Latest ADVANCED MICRO DEVICES, INC. Patents:
This application is related to cache replacement policy, and specifically to region based cache replacement policy utilizing usage information.
BACKGROUNDCache algorithms, sometimes referred to as replacement algorithms or replacement policies, are optimizing structures or algorithms that a computer program or hardware structure may follow to manage a cache of information stored on a computer. When the cache is full, a decision must be made as to which items to discard to make room for new ones. This decision is governed by one or more cache algorithms.
Metrics may be used to determine the efficacy of a cache algorithm. For example, the hit rate of a cache describes how often a searched for item is actually found in the cache. More efficient cache algorithms generally keep track of more usage information in order to improve the hit rate. The latency of the cache describes how long after requesting a desired item the cache returns the item. Generally, cache algorithms compromise between hit rate and latency.
One cache algorithm that is frequently used is referred to as the leastrecently-used (LRU) algorithm. This algorithm tracks what was used when and discards the least recently used item. General implementations of LRU track age bits for cache lines and track the least recently used cache line based on these age bits. In such implementations, every time a cache line is used, the age of all other cache lines changes.
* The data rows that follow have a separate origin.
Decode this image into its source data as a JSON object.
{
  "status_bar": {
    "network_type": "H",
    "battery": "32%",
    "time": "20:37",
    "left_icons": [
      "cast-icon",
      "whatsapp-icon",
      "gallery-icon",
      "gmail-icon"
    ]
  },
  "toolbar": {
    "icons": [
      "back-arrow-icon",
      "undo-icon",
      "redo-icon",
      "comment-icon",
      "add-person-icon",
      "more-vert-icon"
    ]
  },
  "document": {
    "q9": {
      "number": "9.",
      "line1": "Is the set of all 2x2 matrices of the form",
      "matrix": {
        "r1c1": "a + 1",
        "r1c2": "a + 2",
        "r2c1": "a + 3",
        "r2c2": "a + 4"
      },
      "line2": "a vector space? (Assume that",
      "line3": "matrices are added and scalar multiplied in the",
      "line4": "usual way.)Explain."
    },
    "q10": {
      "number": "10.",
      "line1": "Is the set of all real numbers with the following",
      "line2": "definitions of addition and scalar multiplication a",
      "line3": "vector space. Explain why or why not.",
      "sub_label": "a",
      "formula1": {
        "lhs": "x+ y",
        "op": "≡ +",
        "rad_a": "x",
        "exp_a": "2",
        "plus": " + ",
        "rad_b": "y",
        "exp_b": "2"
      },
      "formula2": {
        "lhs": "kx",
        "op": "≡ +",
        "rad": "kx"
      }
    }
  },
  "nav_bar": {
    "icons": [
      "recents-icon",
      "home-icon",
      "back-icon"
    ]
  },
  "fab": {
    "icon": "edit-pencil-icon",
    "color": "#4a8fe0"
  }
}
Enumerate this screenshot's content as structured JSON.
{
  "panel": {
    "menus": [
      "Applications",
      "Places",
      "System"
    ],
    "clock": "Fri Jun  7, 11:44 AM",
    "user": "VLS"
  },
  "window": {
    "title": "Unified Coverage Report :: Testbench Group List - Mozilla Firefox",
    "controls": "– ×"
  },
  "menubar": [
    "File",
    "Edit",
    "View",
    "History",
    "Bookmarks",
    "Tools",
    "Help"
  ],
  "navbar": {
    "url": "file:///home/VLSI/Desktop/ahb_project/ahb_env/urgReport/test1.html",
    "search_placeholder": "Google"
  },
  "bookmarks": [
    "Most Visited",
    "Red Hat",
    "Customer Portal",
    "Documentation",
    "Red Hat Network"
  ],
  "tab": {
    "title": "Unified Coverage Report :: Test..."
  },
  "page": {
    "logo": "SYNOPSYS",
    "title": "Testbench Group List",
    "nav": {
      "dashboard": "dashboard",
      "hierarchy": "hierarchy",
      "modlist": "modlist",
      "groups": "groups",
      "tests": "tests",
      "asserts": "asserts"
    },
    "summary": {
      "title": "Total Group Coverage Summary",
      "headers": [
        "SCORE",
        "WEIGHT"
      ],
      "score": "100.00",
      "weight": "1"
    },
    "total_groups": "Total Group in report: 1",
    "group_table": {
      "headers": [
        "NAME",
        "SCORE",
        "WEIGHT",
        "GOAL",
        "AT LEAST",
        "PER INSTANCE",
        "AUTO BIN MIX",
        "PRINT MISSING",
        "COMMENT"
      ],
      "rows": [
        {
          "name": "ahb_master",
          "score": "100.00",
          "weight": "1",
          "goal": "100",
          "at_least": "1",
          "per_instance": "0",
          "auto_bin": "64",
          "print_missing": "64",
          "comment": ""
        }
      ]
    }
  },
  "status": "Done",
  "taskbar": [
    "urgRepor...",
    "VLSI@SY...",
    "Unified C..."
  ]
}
Another cache algorithm is the most recently used (MRU) algorithm. This algorithm discards the most recently used item first using the logic that a recently used item will not likely be needed in the near future. MRU algorithms are most useful in situations where an older item is more likely to be accessed.
Pseudo-least-recently-used (pseudoLRU, also known as treeLRU) is a cache algorithm that is efficient in replacing an item that most likely has not been accessed very recently. PseudoLRU operates with a set of items and a sequence of access events to the items. This algorithm works using a binary search tree for the items, for example. Each node of the tree has a one-bit flag denoting the direction to go to find the desired element. One setting of the bit flag is go left to find the element and the other is go right to find the element. To replace an element, the tree may be traversed according to the values of the flags. To update the tree with access to an item, the tree is traversed to find the item and, during the traversal, the flag is set to denote the direction that is opposite to the direction taken.
Other cache algorithms are also known in the field. These include: Random Replacement, which randomly selects a candidate item and discards candidate to make space when necessary; Segmented LRU, which divides the cache a probationary segment and a protected segment to decide data to be discarded; and Least Frequently Used, which counts how often an item is needed and discards those that are used least often.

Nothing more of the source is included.